Where the 600 and 650 both struggle to achieve anywhere near their full potential through mass-market sources with limited voltage output capabilities, the 660S is far more effective. With mobile devices and even entry-level standalone amplification, I found a strong preference for the new model, which is both clearer and punchier than the 600 and 650, displaying a more controlled and authoritative low end, better focused upper mids and crisper leading edges. Its elders by comparison present a softer, more relaxed and somewhat diffuse image with constricted dynamics.
Conversely, while the 600 and 650 really come alive and shine with synergistic amplification – especially high-output tube topologies as mentioned earlier – the 660S does not scale as impressively. Its ability to retrieve low-level detail and separate out and place in space different instruments still sees improvement, but not to the same extent as its siblings which – in addition to revealing superior micro-dynamic nuance – also exhibit a more natural ebb and flow.

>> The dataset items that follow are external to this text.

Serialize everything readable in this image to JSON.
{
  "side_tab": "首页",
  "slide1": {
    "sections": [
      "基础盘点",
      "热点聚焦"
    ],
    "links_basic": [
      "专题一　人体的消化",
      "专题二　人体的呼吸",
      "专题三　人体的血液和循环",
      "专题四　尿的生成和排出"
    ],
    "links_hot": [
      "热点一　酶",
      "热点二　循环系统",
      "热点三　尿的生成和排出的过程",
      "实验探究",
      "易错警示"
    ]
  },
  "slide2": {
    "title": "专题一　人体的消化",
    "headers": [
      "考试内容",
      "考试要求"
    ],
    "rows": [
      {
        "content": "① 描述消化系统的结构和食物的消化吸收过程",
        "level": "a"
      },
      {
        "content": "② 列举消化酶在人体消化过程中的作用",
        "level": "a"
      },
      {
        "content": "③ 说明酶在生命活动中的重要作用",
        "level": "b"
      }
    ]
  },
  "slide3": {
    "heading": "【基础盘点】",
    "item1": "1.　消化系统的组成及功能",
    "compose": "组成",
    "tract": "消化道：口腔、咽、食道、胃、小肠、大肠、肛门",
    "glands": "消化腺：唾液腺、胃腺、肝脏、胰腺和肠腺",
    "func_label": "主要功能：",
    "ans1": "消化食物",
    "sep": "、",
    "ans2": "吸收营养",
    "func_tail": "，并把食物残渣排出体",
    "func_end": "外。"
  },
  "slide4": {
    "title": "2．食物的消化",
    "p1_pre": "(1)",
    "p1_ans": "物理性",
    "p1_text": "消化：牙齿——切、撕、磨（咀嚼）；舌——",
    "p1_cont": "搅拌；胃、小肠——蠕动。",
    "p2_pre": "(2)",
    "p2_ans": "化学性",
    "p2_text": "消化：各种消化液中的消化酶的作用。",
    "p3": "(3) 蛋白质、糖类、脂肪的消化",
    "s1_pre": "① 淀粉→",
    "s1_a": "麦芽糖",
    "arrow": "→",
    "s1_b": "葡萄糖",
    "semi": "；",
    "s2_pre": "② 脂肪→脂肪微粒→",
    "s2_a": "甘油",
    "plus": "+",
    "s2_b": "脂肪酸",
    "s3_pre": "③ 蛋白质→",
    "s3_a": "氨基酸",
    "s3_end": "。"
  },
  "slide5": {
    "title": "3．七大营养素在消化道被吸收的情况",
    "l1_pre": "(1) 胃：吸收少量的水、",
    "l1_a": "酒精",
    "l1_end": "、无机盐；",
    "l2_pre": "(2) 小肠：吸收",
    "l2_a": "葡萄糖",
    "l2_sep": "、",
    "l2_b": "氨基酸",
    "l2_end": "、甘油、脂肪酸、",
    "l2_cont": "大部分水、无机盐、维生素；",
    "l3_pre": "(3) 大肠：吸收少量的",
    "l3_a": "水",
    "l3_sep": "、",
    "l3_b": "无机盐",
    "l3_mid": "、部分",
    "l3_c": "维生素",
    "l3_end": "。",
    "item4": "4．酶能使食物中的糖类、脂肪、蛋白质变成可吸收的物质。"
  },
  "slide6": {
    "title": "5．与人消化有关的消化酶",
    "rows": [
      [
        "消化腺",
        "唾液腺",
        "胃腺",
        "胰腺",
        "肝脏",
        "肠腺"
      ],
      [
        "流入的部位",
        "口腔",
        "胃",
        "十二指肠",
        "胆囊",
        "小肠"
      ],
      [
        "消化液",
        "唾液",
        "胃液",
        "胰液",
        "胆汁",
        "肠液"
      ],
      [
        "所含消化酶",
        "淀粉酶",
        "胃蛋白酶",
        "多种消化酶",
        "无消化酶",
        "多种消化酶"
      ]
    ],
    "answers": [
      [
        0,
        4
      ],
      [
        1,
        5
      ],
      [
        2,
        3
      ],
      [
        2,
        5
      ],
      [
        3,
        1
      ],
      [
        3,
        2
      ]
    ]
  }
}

Driven by decent middle-tier solid-state amplification with plentiful power reserves, I feel the 660S and 600/650 are almost neck and neck in their control, openness and resolve, and the choice ultimately depends on whether listeners favour the slightly crisper and punchier sound of the new model or the slightly smoother and more measured delivery of its seniors.
Despite its lower impedance and higher voltage efficiency, I did not observe a significant difference in sound pressure level between the 660S and 600/650. The new model sounds 2 or at most 3 dBs louder for the same volume setting. While any increase in headroom is of course welcome, such a modest gain is unlikely to be of appreciable benefit to owners of sources and/or headphone amplifiers that already struggle to reach levels that are loud enough with the 600/650.
Sennheiser’s HD600 headphone series has for the last two decades nourished music lovers around the world with rich, balanced and non-fatiguing sounds. Their new HD660S dynamic open-back very much upholds the family tradition whilst adapting to modern times by making itself accessible to a market of headphone enthusiasts previously unable to fully experience the pleasures of the harder-to-drive HD600 and HD650. With mobile devices or entry-level amplification, the 660S is the best sounding of the trio and outshines its siblings in clarity, openness and dynamic impact. For audiophiles that have already invested – or are willing to invest – in high-powered amplification that synergises with the HD600 or HD650, these two iconic stalwarts will however scale to provide the more refined listening experience.
N.B. The planned discontinuation of the HD650 has understandably caused considerable angst amongst Sennheiser devotees. While the 660S shares more sonic similarities to the 600 and 650 than differences, I’d very much like to see all three models remain in production as I feel they each serve different listener preferences very well. Some convergence on retail prices may be required however, as the current premium the HD660S commands over its elders is difficult to fully justify.